When tall tales are told by airplane pilots, Maynard (Swede) Carlson, Warroad, can keep company with
the tallest tales merely by telling the truth! Last Wednesday noon he not only survived the crash of his
float-equipped Cessna 180 into a Northwest Angle spruce swamp, but struggled through about six miles
of the most unimagineable tough going with a broken arm and swarms of the world’s most voracious
mosquitoes dive-bombing his every “slosh” of the way.
“Swede” had gone out to make a food drop to Dave Borman who is cutting pulpwood in Angle swamps.
“He makes real good drops,” Borman told the Times-Region. Since some packages of food in the past
have disappeared into the muck of the swamp and been lost when dropped, Swede always makes a turn
to spot the area of impact so he can guide Borman by radio to the package.
“I had made the drop and descended to about 250 feet to check the drop for Borman. When I added
power to leave there was no power,” Carlson said. “I reached down for the flap lever to slow it up (the
airplane) but apparently, I didn’t get any flaps. The next thing I knew I was going down at an angle and
hitting every tree in the woods,” he joked.

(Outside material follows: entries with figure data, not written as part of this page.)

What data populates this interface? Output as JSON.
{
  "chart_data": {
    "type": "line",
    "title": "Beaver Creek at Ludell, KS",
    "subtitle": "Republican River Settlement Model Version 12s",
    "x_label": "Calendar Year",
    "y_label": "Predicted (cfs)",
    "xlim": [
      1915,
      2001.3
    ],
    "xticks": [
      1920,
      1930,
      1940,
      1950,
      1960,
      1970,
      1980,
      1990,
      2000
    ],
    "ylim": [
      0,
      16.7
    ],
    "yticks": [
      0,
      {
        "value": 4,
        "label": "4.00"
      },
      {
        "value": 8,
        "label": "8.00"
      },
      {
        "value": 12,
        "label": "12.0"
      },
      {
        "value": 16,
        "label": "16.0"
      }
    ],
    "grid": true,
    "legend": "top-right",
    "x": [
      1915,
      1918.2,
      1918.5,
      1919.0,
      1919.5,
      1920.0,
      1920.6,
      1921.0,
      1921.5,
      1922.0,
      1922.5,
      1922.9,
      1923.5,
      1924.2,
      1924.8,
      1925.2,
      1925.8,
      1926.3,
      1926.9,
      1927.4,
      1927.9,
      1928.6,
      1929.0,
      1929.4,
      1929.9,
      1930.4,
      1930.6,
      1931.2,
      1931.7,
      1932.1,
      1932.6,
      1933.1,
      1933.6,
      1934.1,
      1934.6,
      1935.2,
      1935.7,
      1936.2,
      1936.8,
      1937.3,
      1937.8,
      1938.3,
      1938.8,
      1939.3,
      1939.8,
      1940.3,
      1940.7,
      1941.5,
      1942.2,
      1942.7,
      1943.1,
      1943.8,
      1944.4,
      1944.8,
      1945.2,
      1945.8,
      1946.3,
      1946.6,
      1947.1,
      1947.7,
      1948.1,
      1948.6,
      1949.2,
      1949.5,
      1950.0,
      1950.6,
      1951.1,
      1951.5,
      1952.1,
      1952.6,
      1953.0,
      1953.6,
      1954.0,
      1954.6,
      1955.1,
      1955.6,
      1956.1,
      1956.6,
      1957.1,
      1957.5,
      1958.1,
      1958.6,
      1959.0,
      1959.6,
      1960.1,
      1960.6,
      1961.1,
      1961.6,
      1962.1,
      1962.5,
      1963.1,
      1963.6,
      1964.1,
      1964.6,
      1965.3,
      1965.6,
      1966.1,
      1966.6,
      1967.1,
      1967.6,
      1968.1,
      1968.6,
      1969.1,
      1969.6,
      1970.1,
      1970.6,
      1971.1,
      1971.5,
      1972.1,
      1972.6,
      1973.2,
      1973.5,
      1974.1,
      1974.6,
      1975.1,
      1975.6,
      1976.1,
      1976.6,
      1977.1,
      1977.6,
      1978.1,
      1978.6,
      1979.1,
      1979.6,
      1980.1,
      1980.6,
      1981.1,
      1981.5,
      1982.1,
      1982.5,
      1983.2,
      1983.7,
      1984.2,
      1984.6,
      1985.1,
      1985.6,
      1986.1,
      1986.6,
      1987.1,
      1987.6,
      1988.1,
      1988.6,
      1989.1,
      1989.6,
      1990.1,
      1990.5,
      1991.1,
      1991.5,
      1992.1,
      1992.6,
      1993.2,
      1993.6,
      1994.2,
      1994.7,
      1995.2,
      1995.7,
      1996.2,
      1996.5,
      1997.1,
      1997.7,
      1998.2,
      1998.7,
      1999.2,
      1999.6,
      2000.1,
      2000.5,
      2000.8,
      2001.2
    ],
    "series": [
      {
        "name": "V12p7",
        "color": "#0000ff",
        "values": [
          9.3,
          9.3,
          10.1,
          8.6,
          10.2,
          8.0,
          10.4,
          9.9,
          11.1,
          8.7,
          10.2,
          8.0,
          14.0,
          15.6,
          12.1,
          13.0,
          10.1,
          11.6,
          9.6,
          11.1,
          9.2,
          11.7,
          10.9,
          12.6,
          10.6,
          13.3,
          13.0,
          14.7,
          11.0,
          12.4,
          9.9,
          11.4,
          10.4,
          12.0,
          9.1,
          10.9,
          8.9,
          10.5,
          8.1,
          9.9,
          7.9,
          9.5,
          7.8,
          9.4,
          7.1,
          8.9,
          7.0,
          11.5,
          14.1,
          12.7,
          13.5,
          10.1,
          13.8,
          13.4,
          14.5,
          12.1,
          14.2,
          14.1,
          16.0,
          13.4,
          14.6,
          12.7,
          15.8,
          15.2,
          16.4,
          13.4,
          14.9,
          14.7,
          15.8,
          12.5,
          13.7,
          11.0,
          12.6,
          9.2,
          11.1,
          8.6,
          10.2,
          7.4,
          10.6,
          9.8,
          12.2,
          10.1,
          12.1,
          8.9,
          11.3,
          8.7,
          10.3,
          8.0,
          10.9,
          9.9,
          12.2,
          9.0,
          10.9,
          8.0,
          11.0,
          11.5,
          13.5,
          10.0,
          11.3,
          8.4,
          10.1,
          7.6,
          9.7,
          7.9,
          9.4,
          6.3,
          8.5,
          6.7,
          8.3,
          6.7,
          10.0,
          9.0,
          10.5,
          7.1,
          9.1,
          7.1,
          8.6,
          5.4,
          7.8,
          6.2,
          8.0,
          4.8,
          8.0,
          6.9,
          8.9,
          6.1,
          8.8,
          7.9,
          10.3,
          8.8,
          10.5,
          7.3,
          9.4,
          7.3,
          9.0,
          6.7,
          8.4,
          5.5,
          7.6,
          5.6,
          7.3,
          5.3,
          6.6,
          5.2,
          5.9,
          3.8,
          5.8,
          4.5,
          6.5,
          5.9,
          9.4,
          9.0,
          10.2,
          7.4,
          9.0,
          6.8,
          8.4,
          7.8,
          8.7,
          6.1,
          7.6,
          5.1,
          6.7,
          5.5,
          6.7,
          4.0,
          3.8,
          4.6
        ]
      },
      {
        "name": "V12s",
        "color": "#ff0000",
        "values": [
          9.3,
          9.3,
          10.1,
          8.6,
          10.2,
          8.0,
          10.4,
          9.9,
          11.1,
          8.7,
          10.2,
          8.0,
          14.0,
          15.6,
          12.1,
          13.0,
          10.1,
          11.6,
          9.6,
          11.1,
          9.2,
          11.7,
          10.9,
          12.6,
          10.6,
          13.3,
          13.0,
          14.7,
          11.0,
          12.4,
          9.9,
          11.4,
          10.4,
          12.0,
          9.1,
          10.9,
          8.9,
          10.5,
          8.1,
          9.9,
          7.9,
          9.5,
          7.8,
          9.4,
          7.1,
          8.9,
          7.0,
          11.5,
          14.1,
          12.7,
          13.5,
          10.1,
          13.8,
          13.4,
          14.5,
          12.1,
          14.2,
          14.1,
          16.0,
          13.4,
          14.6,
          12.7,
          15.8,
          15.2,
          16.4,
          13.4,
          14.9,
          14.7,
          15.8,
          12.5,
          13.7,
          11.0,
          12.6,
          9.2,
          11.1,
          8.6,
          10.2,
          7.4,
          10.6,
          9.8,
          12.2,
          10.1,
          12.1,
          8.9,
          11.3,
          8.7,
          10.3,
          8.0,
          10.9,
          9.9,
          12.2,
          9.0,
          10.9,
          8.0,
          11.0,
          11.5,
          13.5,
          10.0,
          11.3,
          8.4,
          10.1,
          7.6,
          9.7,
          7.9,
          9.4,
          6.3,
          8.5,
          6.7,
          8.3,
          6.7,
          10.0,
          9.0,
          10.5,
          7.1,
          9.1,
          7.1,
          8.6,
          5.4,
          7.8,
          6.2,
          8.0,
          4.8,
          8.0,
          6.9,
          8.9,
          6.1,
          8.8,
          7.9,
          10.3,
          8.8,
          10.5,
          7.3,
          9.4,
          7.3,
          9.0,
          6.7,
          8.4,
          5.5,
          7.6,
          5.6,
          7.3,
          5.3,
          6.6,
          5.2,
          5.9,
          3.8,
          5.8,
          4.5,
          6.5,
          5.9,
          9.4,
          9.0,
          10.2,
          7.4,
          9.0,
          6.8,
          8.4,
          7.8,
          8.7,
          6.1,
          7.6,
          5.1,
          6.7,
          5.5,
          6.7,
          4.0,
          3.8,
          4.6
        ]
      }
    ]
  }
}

“It was real noisy and real ‘bouncy’” he remembered. When the airplane came to rest, he described
himself as being “like a rooster hit in the head with a wet cob … I was more than half unconscious.” He
couldn’t get out of the door on the pilot side since it was jammed shut. The other door had sprung open
and he climbed out and started out of the woods in time to meet Borman who was running to the scene
of the crash.
“I didn’t think anyone could get out of that alive,” Borman told the Times-Region. “He came out of the
woods with his face all blood. I hadn’t expected to see him alive.” The airplane clock had stopped at
12:07, the time of the crash.
The airplane had gone into such dense spruce that it was almost invisible from the air. It had clipped off
numerous trees — turned sideways with the left wing pointed in the direction of entry and had then
gone nose down into the ground. The engine had been ripped from the firewall and was buried under
the wreckage. The remains of the wreckage stood like a broken toy with the tail caught in the branches
and the fuselage broken off behind the cockpit. Brand new floats were smashed and a new propeller
bent and smashed with the left wing ripped open over a wide area. Most areas of the airplane appeared
ruined.
“I remember the gasoline running out on the ground in that silence — and I got out of there,” Carlson
recalled.
He suffered a gash on his forehead bending down to get the flap lever, which might have saved his life
since the windshield on his side of the cockpit was shattered by impact and that side of the craft
appeared to have suffered the most damage, and his right arm was broken about an inch below the
shoulder.
Since there was no way for anyone to come to his aid, he had to walk out. Borman started a crawler
with wide cleats on the tracks and got about ¼ mile when it churned into the muck. Carlson had hung his
arm from a strap and wiped the blood from his face before they started the long and difficult trek to
Stoney Creek.
The swamp this time of the year is in such condition that one cannot walk, nor can he swim! Carlson and
Borman sloughed their way out step by step sometimes in nearly waist-deep muck. “It was tough
going,” Carlson said, admitting that the broken arm was extremely painful and the mosquitoes
“ferocious.” He was wearing a short-sleeve shirt and no cap and had no repellant. “It took us four hours
to get out,” he sighed.
Carlson had been in radio contact with his brother Norman at Angle Inlet and had told him while over
Borman’s shack that he would be there in “six or seven minutes.” He grinned ruefully when he recalled
that “30 seconds later I was in the bush!”
When the airplane didn’t show up, Norman Carlson called Warroad to check and learned that Maynard
had not returned. “Swede’s” pilot, Marvin Hinck, heard the conversation … and then heard Borman’s
small walkie-talkie telling of the accident. He landed at Stoney Creek, picked up Carlson and flew him to
Warroad where he was treated and kept overnight in the hospital. He is expected to be out of flying
service for about a month, but is back supervising his flying operation.
Carlson immediately obtained a Cessna 206 to replace the 180 which was covered by insurance.